Яблоко мне кажется окровавленным. Девочка подает каждому из нас по куску. Себе оставляет самый маленький.

Онемев от этого серьезного дележа, мы видим воспитание войной и бедностью. Склоняем головы в благодарности, и каждый берет свой кусочек. Все четверо вместе кладем его в рот. В это мгновение на лице девочки полное человеческое счастье. Самое сладкое яблоко разделено поровну с другими.

— Какой добрый ребенок! — восклицает моя мать.

Чтобы избежать риска сверления ножом, я спешу разрезать следующее яблоко на четыре доли и предоставить девочке только безопасный ритуал подношения. Радость перерезана крест-накрест. Ха хочет сама разделить плод и сама распределить его. Само детское сердце, как красное яблоко, положено на стол и хочет раздаться поровну всем нам. Я подчиняюсь. Слежу за опасной игрой с ножом. Но после благополучной операции эти кусочки действительно самые сладкие в моей жизни.

Когда детские пальчики вырастут и научатся осторожности, возьмут ли они на себя страшный риск каждое яблоко делить поровну?

* * *

Зенитная батарея в окрестностях Ханоя. Густая зелень прикрытия, словно железные стволы орудий проросли и из них выросла роща. Из рощи выходит невероятно красивый юноша.

Ке мне говорит:

— Вот один из славных защитников неба. Угадайте, сколько он сбил американских самолетов?

— Сколько самолетов, не знаю, но не меньше чем в дюжину девичьих сердец он попал.

— Жена очень ревнива, — отвечает юноша с чертовщинкой в уголках глаз и показывает глазами на зенитную батарею.

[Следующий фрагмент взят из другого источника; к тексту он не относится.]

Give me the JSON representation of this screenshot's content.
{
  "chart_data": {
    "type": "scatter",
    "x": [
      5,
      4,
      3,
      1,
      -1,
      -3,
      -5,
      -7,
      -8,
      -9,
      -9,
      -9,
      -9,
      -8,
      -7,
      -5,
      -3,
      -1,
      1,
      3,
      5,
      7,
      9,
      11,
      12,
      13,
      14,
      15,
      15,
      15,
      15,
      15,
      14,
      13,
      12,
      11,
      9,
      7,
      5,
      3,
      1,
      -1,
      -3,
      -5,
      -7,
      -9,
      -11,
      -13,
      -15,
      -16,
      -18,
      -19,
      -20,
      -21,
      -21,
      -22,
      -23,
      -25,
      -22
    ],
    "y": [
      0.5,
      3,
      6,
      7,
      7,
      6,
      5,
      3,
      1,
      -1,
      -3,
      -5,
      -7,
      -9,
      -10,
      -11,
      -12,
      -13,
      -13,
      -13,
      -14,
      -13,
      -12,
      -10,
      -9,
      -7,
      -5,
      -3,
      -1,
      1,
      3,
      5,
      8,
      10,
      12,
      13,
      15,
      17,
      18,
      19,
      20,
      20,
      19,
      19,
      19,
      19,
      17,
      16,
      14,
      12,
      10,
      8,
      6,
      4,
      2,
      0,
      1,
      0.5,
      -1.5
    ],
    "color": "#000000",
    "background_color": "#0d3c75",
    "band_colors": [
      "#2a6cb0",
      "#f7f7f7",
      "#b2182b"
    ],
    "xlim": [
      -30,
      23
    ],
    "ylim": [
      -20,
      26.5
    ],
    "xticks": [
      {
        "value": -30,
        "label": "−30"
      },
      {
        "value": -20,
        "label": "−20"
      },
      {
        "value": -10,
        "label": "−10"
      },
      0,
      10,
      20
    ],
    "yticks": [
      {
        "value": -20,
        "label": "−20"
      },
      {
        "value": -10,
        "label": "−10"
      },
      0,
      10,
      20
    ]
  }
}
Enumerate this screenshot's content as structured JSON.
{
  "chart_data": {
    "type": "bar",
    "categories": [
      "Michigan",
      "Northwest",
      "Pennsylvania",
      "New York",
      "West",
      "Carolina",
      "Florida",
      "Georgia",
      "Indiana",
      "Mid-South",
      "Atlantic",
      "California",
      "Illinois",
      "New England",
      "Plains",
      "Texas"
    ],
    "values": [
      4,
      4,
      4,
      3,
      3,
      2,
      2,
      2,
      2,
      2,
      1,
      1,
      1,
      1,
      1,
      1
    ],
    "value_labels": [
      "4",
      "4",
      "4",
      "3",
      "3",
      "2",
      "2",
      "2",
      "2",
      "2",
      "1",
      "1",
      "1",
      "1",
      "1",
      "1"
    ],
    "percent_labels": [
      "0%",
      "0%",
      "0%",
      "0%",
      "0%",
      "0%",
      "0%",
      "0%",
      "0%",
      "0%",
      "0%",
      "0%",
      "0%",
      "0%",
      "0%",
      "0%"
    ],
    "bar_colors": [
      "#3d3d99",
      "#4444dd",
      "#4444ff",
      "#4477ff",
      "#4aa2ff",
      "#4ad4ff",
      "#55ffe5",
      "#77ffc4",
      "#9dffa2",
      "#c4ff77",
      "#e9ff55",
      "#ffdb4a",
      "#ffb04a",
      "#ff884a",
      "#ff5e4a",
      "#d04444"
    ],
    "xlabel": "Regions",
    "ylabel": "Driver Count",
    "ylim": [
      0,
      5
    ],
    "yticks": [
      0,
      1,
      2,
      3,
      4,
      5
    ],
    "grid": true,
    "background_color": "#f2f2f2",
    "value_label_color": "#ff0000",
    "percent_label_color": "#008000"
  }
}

— Мое имя Чыонг Чунг Фат, 21 год. Мой самый счастливый день, когда меня приняли солдатом в противовоздушную оборону Ханоя. Моя часть сбила шесть неприятельских самолетов. Пока. Самое большое сражение мы вели 16 июля 1966 года. На нас шло несколько волн самолетов. Мы взяли их на прицел. Преступники в небе, гнев — в сердце. Головной самолет группы сбит. Мы попали в него с первого выстрела. Пилот выпрыгнул. Мы на посту днем и ночью, но мы не одни. Жара сушит наш камуфляж, и он желтеет. Крестьяне непрестанно срезают нам свежую зелень. Женщины приносят нам горячий чай, так как здесь очень хочется пить. Ведь ближе всего к огню! Была одна слепая старушка. Она пришла и захотела руками нас ощупать, поглядеть, что это за мальчики, которые побеждают летающих драконов. Ее сын погиб. Сказала, что сейчас мы — ее дети.

Если народ любит своих солдат, это самое сильное подкрепление.

* * *

Надо опереться на землю, чтобы противостоять небу.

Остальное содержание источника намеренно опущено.